Casper Wells hit another home run – four in the past four games – and Miguel Olivo followed that with a homer in a three-run second inning. In the third, rookie left fielder Trayvon Robinson drove home two runs with a single and Kyle Seager another with a single, tying the score 6-6.
Seager also had an RBI in the fifth with a single after Robinson’s two-out double, but that run merely made it a 10-7 game after Toronto scored four runs in the top of the fifth off Vargas and reliever Tom Wilhelmsen.
So much for the scoring (the Jays scored three more in the sixth). There’s also intrigue.
With the Mariners behind by three runs and runners on first and second with two outs in the fifth, Ichiro Suzuki dropped a bunt. Jays pitcher Luis Perez fielded it and threw out Ichiro for the third out, but it definitely raised a lot of eyebrows because Ichiro has laid ‘em down in non-bunting situations before.
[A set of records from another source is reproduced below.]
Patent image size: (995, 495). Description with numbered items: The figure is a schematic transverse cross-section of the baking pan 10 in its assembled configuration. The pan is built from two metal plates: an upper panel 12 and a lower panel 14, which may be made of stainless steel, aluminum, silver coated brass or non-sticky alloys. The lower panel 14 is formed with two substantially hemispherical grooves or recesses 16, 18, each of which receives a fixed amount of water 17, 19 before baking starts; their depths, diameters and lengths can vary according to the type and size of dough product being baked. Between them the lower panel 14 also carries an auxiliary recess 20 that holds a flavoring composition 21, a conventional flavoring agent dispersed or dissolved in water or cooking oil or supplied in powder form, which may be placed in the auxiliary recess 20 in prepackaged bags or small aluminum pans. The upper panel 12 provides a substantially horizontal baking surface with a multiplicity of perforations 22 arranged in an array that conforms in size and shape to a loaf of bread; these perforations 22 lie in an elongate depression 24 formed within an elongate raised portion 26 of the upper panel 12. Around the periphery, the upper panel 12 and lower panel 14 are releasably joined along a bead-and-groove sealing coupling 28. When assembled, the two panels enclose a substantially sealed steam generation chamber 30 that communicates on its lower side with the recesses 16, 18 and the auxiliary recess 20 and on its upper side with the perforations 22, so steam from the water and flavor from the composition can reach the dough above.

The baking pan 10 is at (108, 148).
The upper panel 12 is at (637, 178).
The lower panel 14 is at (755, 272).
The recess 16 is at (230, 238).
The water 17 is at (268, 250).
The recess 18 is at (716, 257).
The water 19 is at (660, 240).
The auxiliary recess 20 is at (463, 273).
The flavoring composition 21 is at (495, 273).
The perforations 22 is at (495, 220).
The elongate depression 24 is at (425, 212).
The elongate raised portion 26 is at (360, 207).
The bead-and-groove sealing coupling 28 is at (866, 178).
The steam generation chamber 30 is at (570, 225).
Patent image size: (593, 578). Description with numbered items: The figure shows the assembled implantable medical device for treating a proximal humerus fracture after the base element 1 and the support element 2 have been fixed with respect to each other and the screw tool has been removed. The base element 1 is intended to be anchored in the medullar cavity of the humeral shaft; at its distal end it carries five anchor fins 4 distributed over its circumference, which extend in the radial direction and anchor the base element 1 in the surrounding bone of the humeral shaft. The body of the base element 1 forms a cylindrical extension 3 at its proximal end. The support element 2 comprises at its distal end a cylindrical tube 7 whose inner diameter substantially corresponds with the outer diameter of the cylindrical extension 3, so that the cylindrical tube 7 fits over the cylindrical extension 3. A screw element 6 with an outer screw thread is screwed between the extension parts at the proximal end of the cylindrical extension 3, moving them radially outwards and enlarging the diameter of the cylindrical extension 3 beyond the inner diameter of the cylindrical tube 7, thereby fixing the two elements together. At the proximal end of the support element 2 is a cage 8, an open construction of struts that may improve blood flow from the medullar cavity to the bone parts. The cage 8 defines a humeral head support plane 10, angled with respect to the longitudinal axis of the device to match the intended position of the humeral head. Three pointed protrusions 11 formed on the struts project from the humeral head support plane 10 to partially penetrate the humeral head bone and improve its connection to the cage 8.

With him in the late stage of what looks like a futile push to get 200 hits (he’s at 133 with 41 games remaining), a play like that make a person go “Hmmmmmm.” That’s kind of the reaction by Mariners manager Eric Wedge, who said he spoke with Ichiro after the bunt and told him he should have swung away.
“I still want him to swing the bat right there,” Wedge said. “He’s trying to keep the inning going and get to the next guy with the third baseman playing back. But in that situation with two outs, I want him to swing the bat. We talked about it.
“If it’s one out, different set of circumstances. But with two outs, as good a hitter as he is, I’d like to see him swing the bat there.”
Ichiro’s response when Wedge addressed him?
“He understood,” Wedge said.
A few other notes after this one:
Catcher Miguel Olivo took a foul tip off the mask in the fifth inning and was knocked woozy. He batted in the bottom of the inning – striking out – and Wedge replaced him with Josh Bard in the sixth. Olivo was being examined after the game and no report was available.
Second baseman Dustin Ackley suffered a cut on his left hand after J.P. Arencibia slid hard into him in the fifth inning. He was taped up and stayed in the game.